A group of Silicon Valley geeks try to bring about immigration reform with the Startup Visa Act
At the end of February, Senators John Kerry (D - Mass.) and Richard Lugar (R - Indiana) introduced the Startup Visa Act of 2010, which will let immigrant entrepreneurs earn a two-year visa if they get at least $250,000 in venture capital investment, and then earn them legal US residence if that startup creates five or more new jobs, gets a second round of funding of over $1 million, or nets $1 million or more in revenue.
"Global competition for talent and investment grows more intense daily and the United States must step up or be left behind," Sen. Kerry said in introducing the bill. "Everywhere Dick Lugar and I travel for the Foreign Relations Committee, we see firsthand the entrepreneurial spirit driving the economies of our competitors. Creating a new magnet for innovations and innovators to come to the United States and create jobs here will offer our economy a double shot in the arm -- robust job creation at home and reaffirmation that we're the world's best place to do business."

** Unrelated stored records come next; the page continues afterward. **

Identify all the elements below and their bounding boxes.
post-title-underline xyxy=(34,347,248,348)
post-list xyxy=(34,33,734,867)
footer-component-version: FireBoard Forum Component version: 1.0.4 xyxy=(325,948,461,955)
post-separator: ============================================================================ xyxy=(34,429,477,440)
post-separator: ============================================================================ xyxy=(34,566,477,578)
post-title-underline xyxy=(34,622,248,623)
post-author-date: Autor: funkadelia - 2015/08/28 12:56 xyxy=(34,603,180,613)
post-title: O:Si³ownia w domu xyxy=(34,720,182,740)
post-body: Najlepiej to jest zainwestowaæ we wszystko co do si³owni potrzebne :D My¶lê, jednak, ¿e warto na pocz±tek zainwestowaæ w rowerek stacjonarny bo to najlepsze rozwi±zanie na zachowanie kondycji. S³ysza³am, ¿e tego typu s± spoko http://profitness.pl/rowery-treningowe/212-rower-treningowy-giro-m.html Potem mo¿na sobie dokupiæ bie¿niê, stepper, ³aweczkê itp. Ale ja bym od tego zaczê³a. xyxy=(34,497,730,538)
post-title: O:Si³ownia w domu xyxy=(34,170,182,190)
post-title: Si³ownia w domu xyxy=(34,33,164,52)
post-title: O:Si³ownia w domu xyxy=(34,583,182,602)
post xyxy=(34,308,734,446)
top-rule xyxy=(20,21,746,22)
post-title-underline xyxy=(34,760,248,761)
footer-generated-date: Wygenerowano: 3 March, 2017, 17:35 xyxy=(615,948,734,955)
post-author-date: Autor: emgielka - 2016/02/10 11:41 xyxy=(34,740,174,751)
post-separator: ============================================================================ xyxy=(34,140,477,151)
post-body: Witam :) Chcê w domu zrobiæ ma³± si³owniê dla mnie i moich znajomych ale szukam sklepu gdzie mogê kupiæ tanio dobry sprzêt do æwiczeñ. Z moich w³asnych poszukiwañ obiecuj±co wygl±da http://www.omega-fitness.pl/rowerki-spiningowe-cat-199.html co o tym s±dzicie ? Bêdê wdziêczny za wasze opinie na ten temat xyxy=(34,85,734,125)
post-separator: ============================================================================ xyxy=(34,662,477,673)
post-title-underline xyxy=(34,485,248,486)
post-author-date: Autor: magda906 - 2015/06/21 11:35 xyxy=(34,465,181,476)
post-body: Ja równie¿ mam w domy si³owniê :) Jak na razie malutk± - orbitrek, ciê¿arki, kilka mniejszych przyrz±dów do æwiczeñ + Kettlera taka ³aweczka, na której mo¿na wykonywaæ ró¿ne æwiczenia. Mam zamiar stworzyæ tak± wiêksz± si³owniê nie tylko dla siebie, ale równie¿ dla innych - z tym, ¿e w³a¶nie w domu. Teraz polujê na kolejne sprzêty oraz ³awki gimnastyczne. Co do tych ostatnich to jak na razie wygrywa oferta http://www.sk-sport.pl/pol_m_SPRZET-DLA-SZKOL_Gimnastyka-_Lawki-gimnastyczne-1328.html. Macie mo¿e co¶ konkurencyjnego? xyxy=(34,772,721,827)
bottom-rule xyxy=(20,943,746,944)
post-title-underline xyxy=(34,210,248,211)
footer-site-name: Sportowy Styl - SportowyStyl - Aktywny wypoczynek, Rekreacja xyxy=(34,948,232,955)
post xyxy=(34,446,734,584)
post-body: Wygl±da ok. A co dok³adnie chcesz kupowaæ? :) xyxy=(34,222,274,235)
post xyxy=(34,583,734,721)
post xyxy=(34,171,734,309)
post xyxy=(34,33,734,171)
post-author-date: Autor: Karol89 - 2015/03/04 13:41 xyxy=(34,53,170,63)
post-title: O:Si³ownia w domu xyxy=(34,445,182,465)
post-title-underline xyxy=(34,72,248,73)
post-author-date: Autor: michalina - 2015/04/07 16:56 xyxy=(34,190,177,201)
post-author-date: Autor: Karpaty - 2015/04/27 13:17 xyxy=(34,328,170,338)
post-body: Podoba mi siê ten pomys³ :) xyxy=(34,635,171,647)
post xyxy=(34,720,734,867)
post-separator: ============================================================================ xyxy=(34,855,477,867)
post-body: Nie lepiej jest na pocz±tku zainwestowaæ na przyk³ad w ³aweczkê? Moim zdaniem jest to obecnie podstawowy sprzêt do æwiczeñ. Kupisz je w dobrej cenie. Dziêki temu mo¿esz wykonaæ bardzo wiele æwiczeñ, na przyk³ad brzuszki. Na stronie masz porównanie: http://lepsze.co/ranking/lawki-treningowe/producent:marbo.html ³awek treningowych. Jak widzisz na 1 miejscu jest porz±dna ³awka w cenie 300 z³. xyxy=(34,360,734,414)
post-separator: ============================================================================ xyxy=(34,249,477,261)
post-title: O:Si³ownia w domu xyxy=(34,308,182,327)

This week, a group of Silicon Valley entrepreneurs and venture capitalists led by former PayPal executive turned startup investor and advisor Dave McClure will be heading to Washington DC to promote the bill to legislators in hopes of showing the power that this bill holds.
"There are no lobbyists, no campaign contributions, no PR agencies," McClure writes on the site dedicated to the bill. "This is a 100% grass-roots movement of citizens who want to encourage job creation and innovation in the United States."
More than 160 notable VCs and investors have voiced their support for the bill, and there are plenty of ways for citizens to join in on the startupvisa.com campaign page.